Martin Style 3 and Style 3k Uke specs:
Martin style 3 uke model made first in 1918, discontinued in the 1970s.

  • Introduced in 1918.
  • Mahogany body.
  • 7 layer top binding.
  • 3 layer back binding.
  • 5 layer soundhole ring.
  • Celluloid ornament on top, behind bridge (known as the "parend").
  • 17 fret ebony fingerboard extents to the soundhole.
  • Bar frets.
  • Small pearl paired-diamond inlays at fret 5, 7, 9.
  • 3 lines inlaid down center of fingerboard.
  • Nut of 3 ply plastic.
  • C.F.Martin & Co. on back of headstock.

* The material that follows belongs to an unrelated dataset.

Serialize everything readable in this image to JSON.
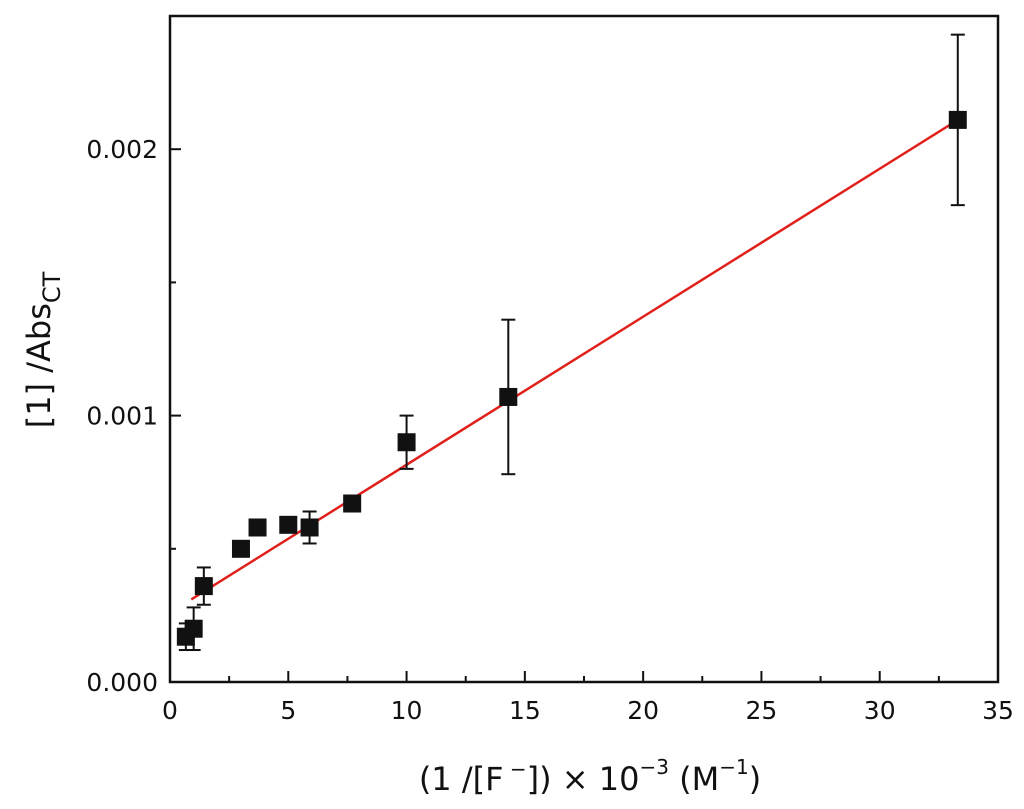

  • Kite-shaped celluloid peghead ornament.
  • Friction pegs.
  • 1920: Koa wood 3K available
  • 1923: No peghead ornament, nickel plated pegs:
  • 1930: One piece ivory nut
  • 1932: Decal logo on front of headstock
  • 1934: T frets
  • 1940: No celluloid top ornament (parend)
  • 1940: Dot inlays replace pearl diamond inlays and inlaid lines
  • 1941: last Style 3K

Martin Style 5 and Style 5k Uke specs:
Though discontined in 1942, the Style 5 has been reintroduced recently.

  • Introduced in 1922.
  • Koa body.
  • Ivoroid bound top and back with abalone trim.

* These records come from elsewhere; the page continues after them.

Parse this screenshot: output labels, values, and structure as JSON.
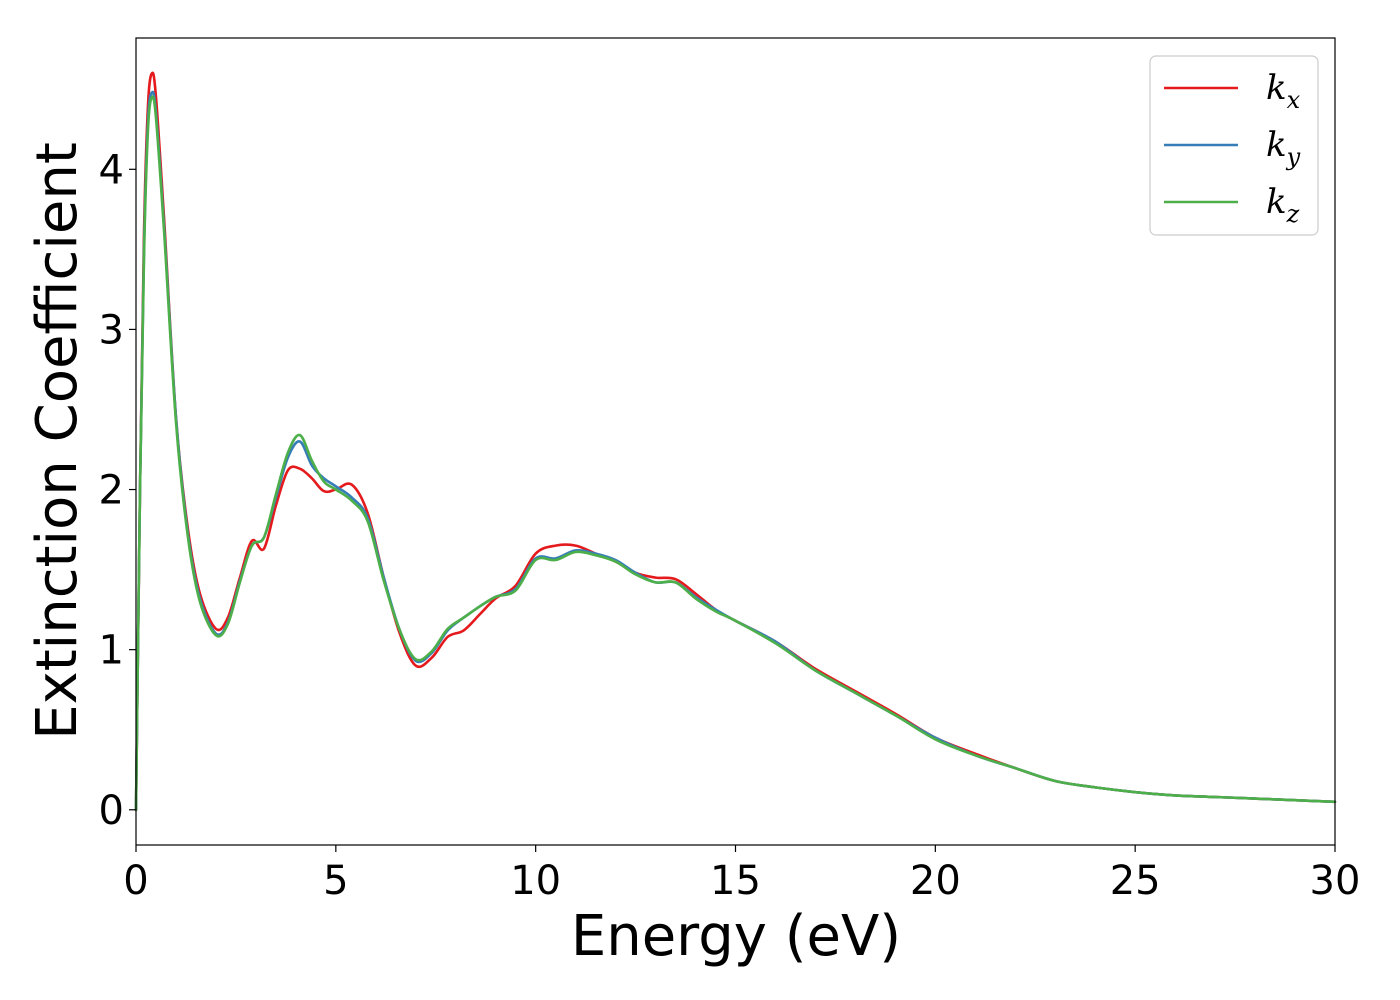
{
  "chart_data": {
    "type": "line",
    "xlabel": "Energy (eV)",
    "ylabel": "Extinction Coefficient",
    "xlim": [
      0,
      30
    ],
    "ylim": [
      -0.22,
      4.82
    ],
    "xticks": [
      0,
      5,
      10,
      15,
      20,
      25,
      30
    ],
    "yticks": [
      0,
      1,
      2,
      3,
      4
    ],
    "grid": false,
    "legend_position": "top-right",
    "series": [
      {
        "name": "kx",
        "label_main": "k",
        "label_sub": "x",
        "color": "#e41a1c",
        "x": [
          0,
          0.1,
          0.2,
          0.3,
          0.4,
          0.5,
          0.7,
          1.0,
          1.3,
          1.6,
          2.0,
          2.3,
          2.6,
          2.9,
          3.2,
          3.5,
          3.8,
          4.1,
          4.4,
          4.7,
          5.0,
          5.4,
          5.8,
          6.2,
          6.6,
          7.0,
          7.4,
          7.8,
          8.2,
          8.6,
          9.0,
          9.5,
          10.0,
          10.5,
          11.0,
          11.5,
          12.0,
          12.5,
          13.0,
          13.5,
          14.0,
          14.5,
          15.0,
          16.0,
          17.0,
          18.0,
          19.0,
          20.0,
          21.0,
          22.0,
          23.0,
          24.0,
          25.0,
          26.0,
          27.0,
          28.0,
          29.0,
          30.0
        ],
        "y": [
          0.0,
          2.0,
          3.6,
          4.4,
          4.6,
          4.45,
          3.7,
          2.45,
          1.75,
          1.35,
          1.13,
          1.2,
          1.45,
          1.68,
          1.63,
          1.9,
          2.12,
          2.13,
          2.07,
          1.99,
          2.0,
          2.03,
          1.85,
          1.45,
          1.1,
          0.9,
          0.95,
          1.08,
          1.12,
          1.22,
          1.32,
          1.4,
          1.6,
          1.65,
          1.65,
          1.6,
          1.55,
          1.48,
          1.45,
          1.44,
          1.35,
          1.25,
          1.18,
          1.05,
          0.88,
          0.74,
          0.6,
          0.45,
          0.35,
          0.26,
          0.18,
          0.14,
          0.11,
          0.09,
          0.08,
          0.07,
          0.06,
          0.05
        ]
      },
      {
        "name": "ky",
        "label_main": "k",
        "label_sub": "y",
        "color": "#377eb8",
        "x": [
          0,
          0.1,
          0.2,
          0.3,
          0.4,
          0.5,
          0.7,
          1.0,
          1.3,
          1.6,
          2.0,
          2.3,
          2.6,
          2.9,
          3.2,
          3.5,
          3.8,
          4.1,
          4.4,
          4.7,
          5.0,
          5.4,
          5.8,
          6.2,
          6.6,
          7.0,
          7.4,
          7.8,
          8.2,
          8.6,
          9.0,
          9.5,
          10.0,
          10.5,
          11.0,
          11.5,
          12.0,
          12.5,
          13.0,
          13.5,
          14.0,
          14.5,
          15.0,
          16.0,
          17.0,
          18.0,
          19.0,
          20.0,
          21.0,
          22.0,
          23.0,
          24.0,
          25.0,
          26.0,
          27.0,
          28.0,
          29.0,
          30.0
        ],
        "y": [
          0.0,
          2.0,
          3.5,
          4.3,
          4.48,
          4.35,
          3.65,
          2.45,
          1.72,
          1.32,
          1.1,
          1.17,
          1.43,
          1.65,
          1.7,
          1.95,
          2.2,
          2.3,
          2.15,
          2.07,
          2.02,
          1.95,
          1.82,
          1.45,
          1.12,
          0.93,
          0.98,
          1.12,
          1.2,
          1.27,
          1.33,
          1.38,
          1.57,
          1.57,
          1.62,
          1.6,
          1.56,
          1.48,
          1.42,
          1.42,
          1.33,
          1.25,
          1.18,
          1.05,
          0.87,
          0.73,
          0.59,
          0.45,
          0.34,
          0.26,
          0.18,
          0.14,
          0.11,
          0.09,
          0.08,
          0.07,
          0.06,
          0.05
        ]
      },
      {
        "name": "kz",
        "label_main": "k",
        "label_sub": "z",
        "color": "#4daf4a",
        "x": [
          0,
          0.1,
          0.2,
          0.3,
          0.4,
          0.5,
          0.7,
          1.0,
          1.3,
          1.6,
          2.0,
          2.3,
          2.6,
          2.9,
          3.2,
          3.5,
          3.8,
          4.1,
          4.4,
          4.7,
          5.0,
          5.4,
          5.8,
          6.2,
          6.6,
          7.0,
          7.4,
          7.8,
          8.2,
          8.6,
          9.0,
          9.5,
          10.0,
          10.5,
          11.0,
          11.5,
          12.0,
          12.5,
          13.0,
          13.5,
          14.0,
          14.5,
          15.0,
          16.0,
          17.0,
          18.0,
          19.0,
          20.0,
          21.0,
          22.0,
          23.0,
          24.0,
          25.0,
          26.0,
          27.0,
          28.0,
          29.0,
          30.0
        ],
        "y": [
          0.0,
          2.0,
          3.45,
          4.25,
          4.45,
          4.32,
          3.62,
          2.42,
          1.7,
          1.3,
          1.09,
          1.16,
          1.42,
          1.65,
          1.7,
          1.97,
          2.23,
          2.34,
          2.18,
          2.05,
          2.0,
          1.93,
          1.8,
          1.43,
          1.12,
          0.94,
          0.99,
          1.13,
          1.2,
          1.27,
          1.33,
          1.37,
          1.56,
          1.56,
          1.61,
          1.59,
          1.55,
          1.47,
          1.42,
          1.42,
          1.32,
          1.24,
          1.18,
          1.04,
          0.87,
          0.73,
          0.59,
          0.44,
          0.34,
          0.26,
          0.18,
          0.14,
          0.11,
          0.09,
          0.08,
          0.07,
          0.06,
          0.05
        ]
      }
    ]
  }
}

  • Abalone pearl and black/white wood around soundhole.
  • Ivoroid bound ebony fingerboard.
  • 17 fret ebony fingerboard extents to the soundhole.
  • Bar frets.
  • Varied snowflake pearl inlays.
  • Koa peghead veneer with pearl-inlaid flowerpot.
  • Patent pegs.
  • 1934: T frets
  • 1940: Style 5 mahogony body (same trim as 5K) introduced.
  • 1940: Style 5K discontinued
  • 1942: Style 5 mahogony body discontinued.
  • Note: It has been alleged that Martin used Abalone additionally on the SIDES of style 5k ukes during 1926 and 1927. No such uke has yet been seen.